NDSS2018

De-anonymization of Mobility Trajectories: Dissecting the Gaps between Theory and Practice

Huandong Wang, Chen Gao, Yong Li, Gang Wang, Depeng Jin, Jingbo Sun

39 citations

Abstract

Human mobility trajectories are increasingly collected by ISPs to assist academic research and commercial applications. Meanwhile, there is a growing concern that individual trajectories can be de-anonymized when the data is shared, using information from external sources (e.g. online social networks). To understand this risk, prior works either estimate the theoretical privacy bound or simulate de-anonymization attacks on synthetically created (small) datasets. However, it is not clear how well the theoretical estimations are preserved in practice.
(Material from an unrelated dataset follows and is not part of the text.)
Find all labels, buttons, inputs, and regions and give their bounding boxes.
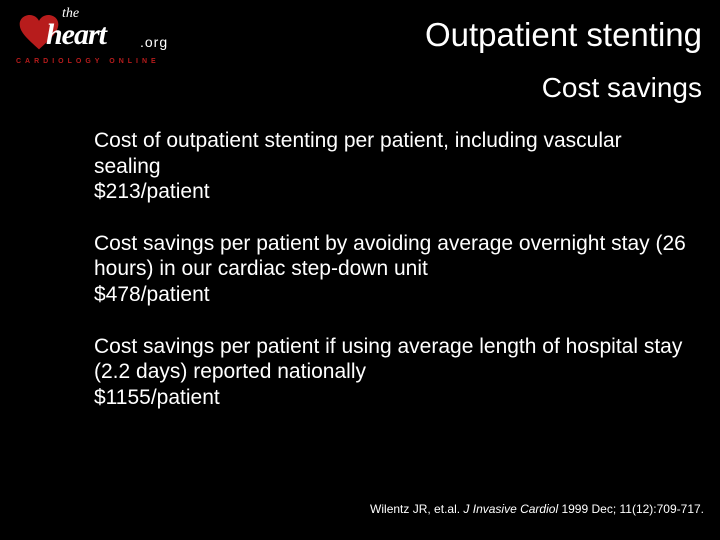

In this paper, we collected a large-scale ground-truth trajectory dataset from 2,161,500 users of a cellular network, and two matched external trajectory datasets from a large social network (56,683 users) and a check-in/review service (45,790 users) on the same user population. The two sets of large ground-truth data provide a rare opportunity to extensively evaluate a variety of de-anonymization algorithms (7 in total). We find that their performance in the real-world dataset is far from the theoretical bound. Further analysis shows that most algorithms have underestimated the impact of spatio-temporal mismatches between the data from different sources, and the high sparsity of user generated data also contributes to the underperformance. Based on these insights, we propose 4 new algorithms that are specially designed to tolerate spatial or temporal mismatches (or both) and model user behavior. Extensive evaluations show that our algorithms achieve more than 17% performance gain over the best existing algorithms, confirming our insights.